The object, which is similar in function to a sundial, was found during an excavation campaign between 1985 and 1988 and reveals new details of the life of the city in Roman times when the current Piazza dei Miracoli, just a few steps from the Leaning Tower of Pisa, was occupied by a residential complex of domus.
"The clock is very small - the university explained - with a height and length of a little more than 5 cm and the grid that is preserved in an excellent manner so that it is still possible to measure the time, although not with precision. Moreover, the material with which it was made, elephant ivory, makes it the second grid of its kind known so far in literature, together with another piece from the Ptolemaic era coming from Tanis, in the Egyptian delta, built from the tooth of an hippopotamus. So far, out of the 19 miniature watches found and dating back to the Greek-Roman era, the one in Pisa is the only (piece) in elephant ivory".
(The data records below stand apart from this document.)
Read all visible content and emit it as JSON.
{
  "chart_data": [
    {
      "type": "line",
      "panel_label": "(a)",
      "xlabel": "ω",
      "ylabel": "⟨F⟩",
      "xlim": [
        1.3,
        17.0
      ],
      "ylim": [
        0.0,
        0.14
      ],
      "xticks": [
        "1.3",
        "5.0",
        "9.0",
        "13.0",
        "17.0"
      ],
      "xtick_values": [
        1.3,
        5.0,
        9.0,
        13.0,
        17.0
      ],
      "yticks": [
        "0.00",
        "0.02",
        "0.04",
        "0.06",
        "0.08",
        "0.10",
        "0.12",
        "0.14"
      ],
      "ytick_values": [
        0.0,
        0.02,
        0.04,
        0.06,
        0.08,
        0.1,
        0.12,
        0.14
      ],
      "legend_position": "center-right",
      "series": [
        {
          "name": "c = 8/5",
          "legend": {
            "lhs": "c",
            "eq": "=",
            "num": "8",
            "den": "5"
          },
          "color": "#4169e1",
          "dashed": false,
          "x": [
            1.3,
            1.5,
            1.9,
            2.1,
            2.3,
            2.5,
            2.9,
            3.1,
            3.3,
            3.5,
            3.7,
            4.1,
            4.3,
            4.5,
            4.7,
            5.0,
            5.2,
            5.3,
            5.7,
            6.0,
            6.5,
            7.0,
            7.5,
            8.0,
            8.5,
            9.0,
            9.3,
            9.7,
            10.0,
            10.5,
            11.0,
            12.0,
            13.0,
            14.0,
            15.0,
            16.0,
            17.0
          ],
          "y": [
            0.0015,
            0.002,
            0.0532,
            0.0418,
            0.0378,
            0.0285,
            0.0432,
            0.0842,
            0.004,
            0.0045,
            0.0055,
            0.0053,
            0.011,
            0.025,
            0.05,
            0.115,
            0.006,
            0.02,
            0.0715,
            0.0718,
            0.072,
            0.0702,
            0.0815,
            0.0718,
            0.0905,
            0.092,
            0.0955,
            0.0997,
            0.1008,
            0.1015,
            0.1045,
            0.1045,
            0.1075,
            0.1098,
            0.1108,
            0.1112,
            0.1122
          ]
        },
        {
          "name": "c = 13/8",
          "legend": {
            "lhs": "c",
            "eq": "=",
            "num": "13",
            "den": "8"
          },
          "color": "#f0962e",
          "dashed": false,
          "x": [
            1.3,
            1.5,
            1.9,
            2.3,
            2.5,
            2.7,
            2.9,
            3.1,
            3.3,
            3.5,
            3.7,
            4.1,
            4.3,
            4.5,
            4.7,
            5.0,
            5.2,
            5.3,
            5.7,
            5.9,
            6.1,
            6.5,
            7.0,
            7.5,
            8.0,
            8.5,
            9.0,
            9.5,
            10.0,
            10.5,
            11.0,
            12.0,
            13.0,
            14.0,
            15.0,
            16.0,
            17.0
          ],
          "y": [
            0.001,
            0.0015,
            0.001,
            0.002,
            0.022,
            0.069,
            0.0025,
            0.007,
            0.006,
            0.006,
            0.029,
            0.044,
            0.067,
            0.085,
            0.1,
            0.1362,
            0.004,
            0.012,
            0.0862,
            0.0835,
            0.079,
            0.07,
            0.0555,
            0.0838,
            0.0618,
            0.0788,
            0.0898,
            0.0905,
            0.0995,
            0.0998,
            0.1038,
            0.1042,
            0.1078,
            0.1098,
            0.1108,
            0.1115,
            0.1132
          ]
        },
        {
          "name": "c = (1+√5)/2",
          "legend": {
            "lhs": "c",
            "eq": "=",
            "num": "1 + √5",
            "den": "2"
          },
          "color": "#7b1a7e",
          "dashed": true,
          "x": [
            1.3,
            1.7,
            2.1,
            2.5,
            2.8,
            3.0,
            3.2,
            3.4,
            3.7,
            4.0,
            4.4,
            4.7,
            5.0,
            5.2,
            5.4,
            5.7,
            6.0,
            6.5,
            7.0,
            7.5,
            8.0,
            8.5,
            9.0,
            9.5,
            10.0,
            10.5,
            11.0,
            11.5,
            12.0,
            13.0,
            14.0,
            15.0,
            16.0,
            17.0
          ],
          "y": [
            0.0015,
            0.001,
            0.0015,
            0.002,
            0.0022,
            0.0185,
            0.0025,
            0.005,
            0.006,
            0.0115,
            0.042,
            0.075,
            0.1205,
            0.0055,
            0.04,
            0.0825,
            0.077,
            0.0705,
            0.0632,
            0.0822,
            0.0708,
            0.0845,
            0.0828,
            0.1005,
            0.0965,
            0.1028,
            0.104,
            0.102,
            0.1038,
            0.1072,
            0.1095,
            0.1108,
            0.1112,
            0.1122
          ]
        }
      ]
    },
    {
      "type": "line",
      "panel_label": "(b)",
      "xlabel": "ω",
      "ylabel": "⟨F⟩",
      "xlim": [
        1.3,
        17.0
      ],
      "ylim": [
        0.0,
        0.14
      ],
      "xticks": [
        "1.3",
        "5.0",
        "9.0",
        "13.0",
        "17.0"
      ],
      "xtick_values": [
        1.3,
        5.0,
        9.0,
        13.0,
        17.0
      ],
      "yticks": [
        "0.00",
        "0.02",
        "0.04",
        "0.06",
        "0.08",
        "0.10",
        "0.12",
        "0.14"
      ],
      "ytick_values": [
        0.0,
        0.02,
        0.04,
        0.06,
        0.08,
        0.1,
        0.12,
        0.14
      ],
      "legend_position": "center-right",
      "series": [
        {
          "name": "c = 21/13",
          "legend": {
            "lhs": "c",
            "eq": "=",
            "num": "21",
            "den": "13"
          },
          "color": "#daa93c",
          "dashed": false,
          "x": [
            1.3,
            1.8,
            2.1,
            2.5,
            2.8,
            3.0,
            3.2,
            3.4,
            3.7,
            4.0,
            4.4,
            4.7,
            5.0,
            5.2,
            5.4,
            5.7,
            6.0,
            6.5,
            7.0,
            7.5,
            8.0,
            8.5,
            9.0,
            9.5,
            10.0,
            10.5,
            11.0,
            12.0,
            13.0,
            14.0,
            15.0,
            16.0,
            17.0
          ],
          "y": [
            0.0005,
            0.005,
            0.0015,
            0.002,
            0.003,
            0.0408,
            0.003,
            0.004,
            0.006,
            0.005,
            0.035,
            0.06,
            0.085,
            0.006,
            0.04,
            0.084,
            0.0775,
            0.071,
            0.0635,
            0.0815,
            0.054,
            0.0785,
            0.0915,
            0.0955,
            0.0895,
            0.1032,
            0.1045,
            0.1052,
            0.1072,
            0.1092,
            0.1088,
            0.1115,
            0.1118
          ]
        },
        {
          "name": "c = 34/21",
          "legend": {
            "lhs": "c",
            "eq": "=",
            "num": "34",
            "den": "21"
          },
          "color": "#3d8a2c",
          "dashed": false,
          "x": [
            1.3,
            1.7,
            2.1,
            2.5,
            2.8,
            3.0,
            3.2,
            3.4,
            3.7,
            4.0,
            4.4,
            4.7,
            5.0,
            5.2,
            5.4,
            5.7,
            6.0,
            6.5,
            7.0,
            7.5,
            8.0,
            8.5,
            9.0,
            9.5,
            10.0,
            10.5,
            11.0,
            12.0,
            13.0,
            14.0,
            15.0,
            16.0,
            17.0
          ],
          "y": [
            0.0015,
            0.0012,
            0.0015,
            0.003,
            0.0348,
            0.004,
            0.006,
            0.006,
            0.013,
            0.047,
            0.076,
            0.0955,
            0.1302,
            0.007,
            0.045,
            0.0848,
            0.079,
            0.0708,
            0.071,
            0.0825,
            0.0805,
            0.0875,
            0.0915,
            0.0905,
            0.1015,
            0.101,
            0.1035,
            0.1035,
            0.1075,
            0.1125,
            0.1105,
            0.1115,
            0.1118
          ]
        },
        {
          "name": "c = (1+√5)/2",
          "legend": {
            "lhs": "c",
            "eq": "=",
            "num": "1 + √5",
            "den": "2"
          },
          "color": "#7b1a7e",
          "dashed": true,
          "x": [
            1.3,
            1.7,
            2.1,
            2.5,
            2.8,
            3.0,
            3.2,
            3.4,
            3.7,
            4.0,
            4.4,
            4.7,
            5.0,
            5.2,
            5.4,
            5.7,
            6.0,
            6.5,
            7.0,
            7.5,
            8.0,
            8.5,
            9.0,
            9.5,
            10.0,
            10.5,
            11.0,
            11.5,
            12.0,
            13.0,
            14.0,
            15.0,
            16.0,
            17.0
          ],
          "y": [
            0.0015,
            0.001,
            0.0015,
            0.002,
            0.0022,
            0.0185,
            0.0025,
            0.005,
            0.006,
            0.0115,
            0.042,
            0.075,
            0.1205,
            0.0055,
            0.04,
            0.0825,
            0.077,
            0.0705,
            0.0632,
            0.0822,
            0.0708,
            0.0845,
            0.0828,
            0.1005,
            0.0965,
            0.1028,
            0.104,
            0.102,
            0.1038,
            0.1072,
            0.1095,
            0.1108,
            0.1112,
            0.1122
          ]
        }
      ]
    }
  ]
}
The clock, researchers said, could not have functioned correctly in Pisa's latitude. However, the current Piazza dei Miracoli during imperial times was occupied by high-ranking domus with mosaic floors and frescoed walls that surely belonged to people who could show off the object for its prestige. "A similar connotation - they added - can be supposed also for the late republican residential asset and our watch, found in a layer from which objects dating back to the end of the I century BC, is proof of this".
Its function was "self-celebratory in terms of richness and elegance that inhabitants of those residences attributed to these objects positioned in spaces used for entertainment".